Sudanese Govt Rejects U.S. Accusations On Curbing Internet Freedoms
The US government has designated north Sudan as one of the countries which impose restrictions on access to the internet and monitor e-mail communication. In its 21 country reports on human rights practices, the U.S department of state singled out Sudan as one of the countries where human rights abuses were "especially serious," recounting details of numerous human rights violations committed nationwide by the country's government.
It also said that the country's national telecommunication cooperation, which is mandated to oversee internet content, blocked some websites which are deemed offensive to public morality, including regular blocking of the video-sharing website Youtube during April's elections and the Sudan vote monitor website.
The report also accused the National Intelligence and Security Services (NISS), the country's official security authority, of reading e-mail messages between private citizens.
But Sudan's foreign ministry rejected the report saying that Washington is the one violating the rights of the Sudanese people by blocking access to advance telecommunication technologies and access to some information on the web.
The ministry's spokesperson Khalid Moussa noted statements by former U.S. special envoy Scott Gration in which he criticized the sanctions as excessive. He stressed that even Sudanese opposition use Facebook for mobilizing demonstrations without restrictions by the government or any other party.

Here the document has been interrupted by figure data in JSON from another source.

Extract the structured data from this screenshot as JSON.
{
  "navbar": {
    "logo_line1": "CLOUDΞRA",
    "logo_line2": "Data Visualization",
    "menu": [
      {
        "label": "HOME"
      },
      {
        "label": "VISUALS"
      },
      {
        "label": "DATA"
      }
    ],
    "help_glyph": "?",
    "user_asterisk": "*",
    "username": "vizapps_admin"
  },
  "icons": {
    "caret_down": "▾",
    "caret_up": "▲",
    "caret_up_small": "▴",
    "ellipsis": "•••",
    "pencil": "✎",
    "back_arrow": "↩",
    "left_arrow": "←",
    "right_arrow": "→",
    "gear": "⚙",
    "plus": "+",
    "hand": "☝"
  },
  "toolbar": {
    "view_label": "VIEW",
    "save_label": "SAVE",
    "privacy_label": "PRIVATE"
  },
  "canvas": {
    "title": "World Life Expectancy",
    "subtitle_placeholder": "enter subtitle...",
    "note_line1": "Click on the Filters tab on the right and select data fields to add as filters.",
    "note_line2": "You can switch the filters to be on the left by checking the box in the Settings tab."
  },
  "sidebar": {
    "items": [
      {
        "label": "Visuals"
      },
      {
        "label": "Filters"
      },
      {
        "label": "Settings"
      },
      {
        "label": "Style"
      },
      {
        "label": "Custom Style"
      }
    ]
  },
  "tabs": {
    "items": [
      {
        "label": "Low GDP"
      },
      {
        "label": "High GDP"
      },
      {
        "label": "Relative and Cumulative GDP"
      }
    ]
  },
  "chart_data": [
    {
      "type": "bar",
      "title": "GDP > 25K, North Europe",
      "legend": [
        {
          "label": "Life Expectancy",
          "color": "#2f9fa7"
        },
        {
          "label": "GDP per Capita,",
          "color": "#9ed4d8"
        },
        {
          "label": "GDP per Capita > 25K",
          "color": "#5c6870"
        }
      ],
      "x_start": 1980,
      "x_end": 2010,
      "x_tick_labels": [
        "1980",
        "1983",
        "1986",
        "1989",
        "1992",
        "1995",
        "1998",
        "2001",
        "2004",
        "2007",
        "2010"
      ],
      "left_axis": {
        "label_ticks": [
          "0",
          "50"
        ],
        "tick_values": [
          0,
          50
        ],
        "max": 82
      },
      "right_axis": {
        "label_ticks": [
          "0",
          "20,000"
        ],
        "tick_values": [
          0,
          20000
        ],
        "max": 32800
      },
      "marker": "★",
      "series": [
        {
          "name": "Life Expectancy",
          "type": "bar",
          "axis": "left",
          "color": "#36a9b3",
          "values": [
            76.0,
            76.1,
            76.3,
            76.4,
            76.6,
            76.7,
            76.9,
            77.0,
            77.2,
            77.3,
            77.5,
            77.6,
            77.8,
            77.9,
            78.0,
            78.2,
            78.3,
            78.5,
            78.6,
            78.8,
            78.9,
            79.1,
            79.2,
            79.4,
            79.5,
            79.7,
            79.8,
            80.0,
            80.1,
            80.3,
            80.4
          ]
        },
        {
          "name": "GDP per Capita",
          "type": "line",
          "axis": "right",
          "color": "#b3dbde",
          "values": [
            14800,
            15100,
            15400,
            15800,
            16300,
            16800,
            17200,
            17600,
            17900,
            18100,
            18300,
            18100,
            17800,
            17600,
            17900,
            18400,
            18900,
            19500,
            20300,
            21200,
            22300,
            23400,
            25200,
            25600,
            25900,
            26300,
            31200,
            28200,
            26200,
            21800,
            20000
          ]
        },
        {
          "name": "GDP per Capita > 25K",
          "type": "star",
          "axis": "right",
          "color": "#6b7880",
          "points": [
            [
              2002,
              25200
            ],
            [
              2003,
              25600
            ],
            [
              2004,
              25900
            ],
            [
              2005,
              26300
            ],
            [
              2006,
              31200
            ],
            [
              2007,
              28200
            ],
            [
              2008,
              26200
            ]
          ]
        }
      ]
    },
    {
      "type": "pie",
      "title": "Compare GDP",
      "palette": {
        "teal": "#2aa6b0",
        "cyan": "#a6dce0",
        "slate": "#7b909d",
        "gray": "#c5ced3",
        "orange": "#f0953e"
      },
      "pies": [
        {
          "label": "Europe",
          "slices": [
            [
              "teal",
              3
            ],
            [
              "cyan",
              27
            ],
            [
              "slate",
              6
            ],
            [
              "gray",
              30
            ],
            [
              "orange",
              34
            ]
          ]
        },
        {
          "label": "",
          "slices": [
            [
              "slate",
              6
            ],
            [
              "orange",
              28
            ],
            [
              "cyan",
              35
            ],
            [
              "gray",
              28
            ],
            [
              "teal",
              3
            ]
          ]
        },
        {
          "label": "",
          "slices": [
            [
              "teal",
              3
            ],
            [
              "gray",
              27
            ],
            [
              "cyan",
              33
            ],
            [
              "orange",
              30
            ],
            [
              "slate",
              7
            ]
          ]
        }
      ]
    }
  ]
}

Last year the U.S administration eased internet sanctions on Sudan which is still under comprehensive U.S economic sanctions in connection to allegations of sponsoring terrorism and the atrocities committed in the western region of Darfur.
US technology firms are now be allowed to export online services such as instant messaging and social networks. In 2009 software giant Microsoft barred users in five countries, including Iran, Cuba and Sudan, from using instant messaging services. People trying to use the service received an error message.